Şimdi bu senaryoların hayata geçirilmesi için düğmeye basıldığı günlerdeyiz. Kuzey Afrika’da pişirilen ardından Ortadoğu’ya sıçrayan olaylar silsilesinin bölgesel etkisi sürerken Suriye’nin ardından sıranın İran’a geleceği yönünde yorumlar her geçen gün artıyor.

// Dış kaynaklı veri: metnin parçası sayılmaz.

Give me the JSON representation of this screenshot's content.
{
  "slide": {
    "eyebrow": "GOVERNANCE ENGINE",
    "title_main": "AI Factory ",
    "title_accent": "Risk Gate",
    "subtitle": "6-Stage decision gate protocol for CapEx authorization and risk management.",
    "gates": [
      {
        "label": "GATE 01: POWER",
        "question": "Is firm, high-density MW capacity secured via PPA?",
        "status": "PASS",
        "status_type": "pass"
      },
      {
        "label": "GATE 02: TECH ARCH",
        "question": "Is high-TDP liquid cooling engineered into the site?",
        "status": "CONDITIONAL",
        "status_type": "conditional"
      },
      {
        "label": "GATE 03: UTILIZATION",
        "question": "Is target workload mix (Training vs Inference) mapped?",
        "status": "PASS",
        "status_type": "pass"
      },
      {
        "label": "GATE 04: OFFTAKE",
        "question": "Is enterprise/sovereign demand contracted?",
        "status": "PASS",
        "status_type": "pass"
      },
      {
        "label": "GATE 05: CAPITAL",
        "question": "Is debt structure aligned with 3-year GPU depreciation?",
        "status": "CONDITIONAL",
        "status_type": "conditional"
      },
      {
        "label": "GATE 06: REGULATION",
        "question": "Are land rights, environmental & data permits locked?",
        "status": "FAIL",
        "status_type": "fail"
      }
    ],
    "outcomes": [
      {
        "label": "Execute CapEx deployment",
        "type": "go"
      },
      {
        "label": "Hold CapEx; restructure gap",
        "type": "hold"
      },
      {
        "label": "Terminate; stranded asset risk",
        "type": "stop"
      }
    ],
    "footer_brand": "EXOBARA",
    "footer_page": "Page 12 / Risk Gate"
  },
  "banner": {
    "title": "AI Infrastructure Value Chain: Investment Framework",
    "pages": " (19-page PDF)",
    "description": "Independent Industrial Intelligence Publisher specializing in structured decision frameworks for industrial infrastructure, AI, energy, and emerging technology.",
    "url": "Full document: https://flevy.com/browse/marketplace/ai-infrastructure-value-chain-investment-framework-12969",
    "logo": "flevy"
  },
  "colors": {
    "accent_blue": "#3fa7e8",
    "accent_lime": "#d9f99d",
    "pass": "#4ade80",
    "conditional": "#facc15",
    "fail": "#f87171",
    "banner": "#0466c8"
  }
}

Gün geçmiyor ki Tel Aviv ve Washington yönetimlerinden Tahran’a dair “vuracağız”, “askeri seçenekler masada” açıklamaları ajanslara düşmesin! Suriye’nin ardından sıranın bu ülkeye geleceği yönündeki iddialar ve temenniler piyasaya sürülmüş ve genel kabule dönüştürülmüş vaziyette.

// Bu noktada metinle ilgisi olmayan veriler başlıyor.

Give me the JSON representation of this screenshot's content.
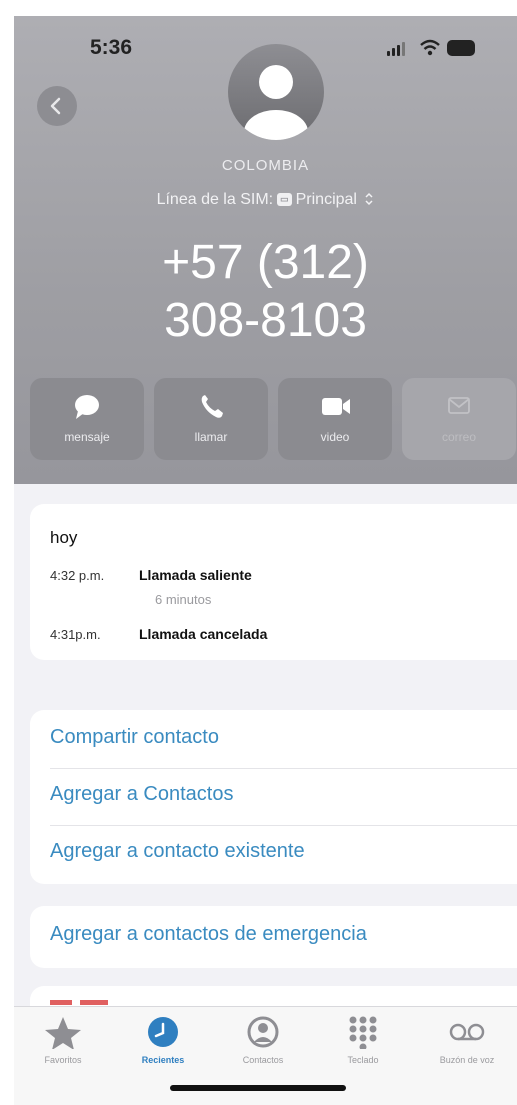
{
  "status_bar": {
    "time": "5:36"
  },
  "contact": {
    "country": "COLOMBIA",
    "sim_label": "Línea de la SIM:",
    "sim_name": "Principal",
    "phone_line1": "+57 (312)",
    "phone_line2": "308-8103"
  },
  "actions": [
    {
      "label": "mensaje",
      "icon": "message-icon",
      "enabled": true
    },
    {
      "label": "llamar",
      "icon": "phone-icon",
      "enabled": true
    },
    {
      "label": "video",
      "icon": "video-icon",
      "enabled": true
    },
    {
      "label": "correo",
      "icon": "mail-icon",
      "enabled": false
    }
  ],
  "history": {
    "title": "hoy",
    "entries": [
      {
        "time": "4:32 p.m.",
        "type": "Llamada saliente",
        "duration": "6 minutos"
      },
      {
        "time": "4:31p.m.",
        "type": "Llamada cancelada"
      }
    ]
  },
  "options": [
    "Compartir contacto",
    "Agregar a Contactos",
    "Agregar a contacto existente"
  ],
  "emergency_option": "Agregar a contactos de emergencia",
  "tabs": [
    {
      "label": "Favoritos",
      "icon": "star-icon",
      "active": false
    },
    {
      "label": "Recientes",
      "icon": "clock-icon",
      "active": true
    },
    {
      "label": "Contactos",
      "icon": "person-circle-icon",
      "active": false
    },
    {
      "label": "Teclado",
      "icon": "keypad-icon",
      "active": false
    },
    {
      "label": "Buzón de voz",
      "icon": "voicemail-icon",
      "active": false
    }
  ],
  "colors": {
    "header_bg": "#a6a6ab",
    "link": "#3a8bc0",
    "tab_active": "#2f7fc0",
    "tab_inactive": "#8e8e93"
  }
}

Kuşkusuz İran’ın eleştirilecek çok yanı var. Netice de 16 yaşındaki çocukları dahi asmaktan imtina etmeyen Halkın Mücahitleri’nden tutun da PJAK gerillalarına kadar bütün politik yapılanmaları kanla ezmeye çalışan toplumsal ve siyasi yapının ‘ak saçlı mollalar’ tarafından şekillendirildiği bir ülkeden bahsediyoruz. İran’ın bu faşizan uygulamalarının savunulacak yanı yok. Ancak tüm bunlar ABD liderliğindeki emperyalist bloğun İran’ı Iraklaştırma Afganistanlaştırma planlarına göz yumulmasını gerektirmez! Haftaya devam edeceğiz…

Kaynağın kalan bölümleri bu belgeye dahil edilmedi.